* Investors await U.S. economic data later on Monday
* U.S. figures shows lower fuel demand in November
* New car sales drop further in Spain, France
* Labour action in Britain, U.S. offer some support
(Adds quote, updates prices)
By David Sheppard
LONDON, Feb 2 (Reuters) - Oil fell below $41 a barrel on
Monday as a deepening U.S. recession shrank demand in the
world's top fuel burner and evidence mounted of a global
downturn.
Growing concern over poor economic data and falling
corporate profits took a toll on equity markets, which hit a
one-week low and sent the euro to a two-month trough against the
dollar. []
The price of crude has plunged by more than $100 from its
peak near $150 last July as energy use slows worldwide.
U.S. light crude for March delivery <CLc1> fell $1.26 to
$40.42 a barrel by 1241 GMT, after gaining as much as 63 cents
in early trade.
London Brent crude <LCOc1> shed $1.11 to $44.77 a barrel.
"Demand concerns are still weighing on prices, with the
macroeconomic outlook still pretty bleak," said Andrey
Kryuchenkov, Vice President of Commodities at VTB Capital in
London.
"But we'd probably need to see a big crude stock-build again
in the U.S. this week to move us below $40."
A report from the U.S. Energy Information Administration on
Friday showed U.S. oil demand in November was 305,000 barrels
per day (bpd) less than previously estimated and was down 1.577
million bpd from a year earlier.
Investors were awaiting Monday's U.S. economic indicators
for a fresh assessment of the world's largest economy.
Data due to be released include personal income and
consumption, construction spending for December and the
Institute for Supply Management's January index of manufacturing
activity.
Grim news was already out in Europe, where Euro zone
manufacturing shrank and factory prices tumbled at their fastest
rate in at least six years. []
Sales of new cars dropped further in Spain and France.
[]
Bleak economic data also emerged from South Korea, which
showed January exports contracting at a record pace.
[]
Some support for the oil price on Monday was offered by
refinery strikes on both sides of the Atlantic.

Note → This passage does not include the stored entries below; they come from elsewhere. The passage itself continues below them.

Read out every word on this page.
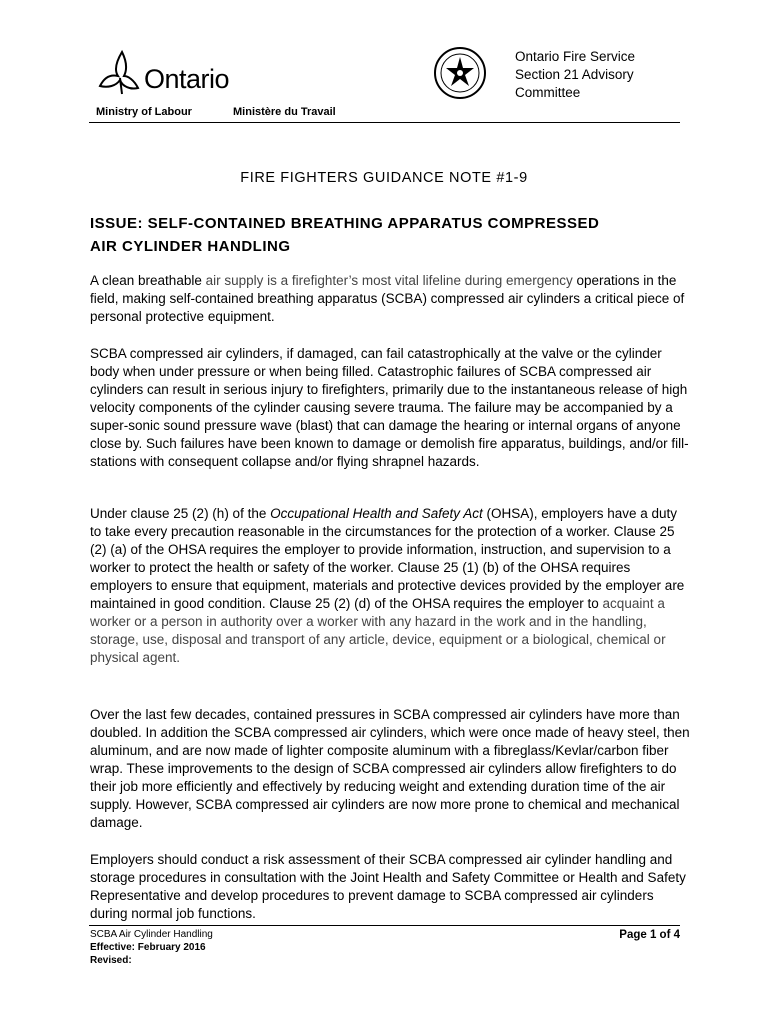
Ontario
Ontario Fire Service
Section 21 Advisory
Committee
Ministry of Labour	Ministère du Travail
FIRE FIGHTERS GUIDANCE NOTE #1-9
ISSUE: SELF-CONTAINED BREATHING APPARATUS COMPRESSED
AIR CYLINDER HANDLING

A clean breathable air supply is a firefighter’s most vital lifeline during emergency operations in the field, making self-contained breathing apparatus (SCBA) compressed air cylinders a critical piece of personal protective equipment.

SCBA compressed air cylinders, if damaged, can fail catastrophically at the valve or the cylinder body when under pressure or when being filled. Catastrophic failures of SCBA compressed air cylinders can result in serious injury to firefighters, primarily due to the instantaneous release of high velocity components of the cylinder causing severe trauma. The failure may be accompanied by a super-sonic sound pressure wave (blast) that can damage the hearing or internal organs of anyone close by. Such failures have been known to damage or demolish fire apparatus, buildings, and/or fill-stations with consequent collapse and/or flying shrapnel hazards.

Under clause 25 (2) (h) of the Occupational Health and Safety Act (OHSA), employers have a duty to take every precaution reasonable in the circumstances for the protection of a worker. Clause 25 (2) (a) of the OHSA requires the employer to provide information, instruction, and supervision to a worker to protect the health or safety of the worker. Clause 25 (1) (b) of the OHSA requires employers to ensure that equipment, materials and protective devices provided by the employer are maintained in good condition. Clause 25 (2) (d) of the OHSA requires the employer to acquaint a worker or a person in authority over a worker with any hazard in the work and in the handling, storage, use, disposal and transport of any article, device, equipment or a biological, chemical or physical agent.

Over the last few decades, contained pressures in SCBA compressed air cylinders have more than doubled. In addition the SCBA compressed air cylinders, which were once made of heavy steel, then aluminum, and are now made of lighter composite aluminum with a fibreglass/Kevlar/carbon fiber wrap. These improvements to the design of SCBA compressed air cylinders allow firefighters to do their job more efficiently and effectively by reducing weight and extending duration time of the air supply. However, SCBA compressed air cylinders are now more prone to chemical and mechanical damage.

Employers should conduct a risk assessment of their SCBA compressed air cylinder handling and storage procedures in consultation with the Joint Health and Safety Committee or Health and Safety Representative and develop procedures to prevent damage to SCBA compressed air cylinders during normal job functions.

SCBA Air Cylinder Handling
Effective: February 2016
Revised:
Page 1 of 4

United Steelworkers negotiators and oil company
representatives returned to the bargaining table on Sunday, a
day after telling thousands of U.S. refinery and chemical plant
workers to stay on the job as they try to hammer out a new
national contract. []
In Britain, several hundred workers at the Sellafield
nuclear plant walked out on Monday, joining wildcat strikes over
the use of foreign workers that has mostly affected oil and
power plants. []
Signs from OPEC that it might remove more supply on top of
record output curbs and an abrupt end to a ceasefire in
Nigeria's oil-rich Niger delta also supported prices.
OPEC Secretary General Abdullah al-Badri told Reuters on
Friday the producer group was willing to cut output further at
its meeting in March, adding to agreed cuts of 4.2 million bpd
since September to prop up prices [].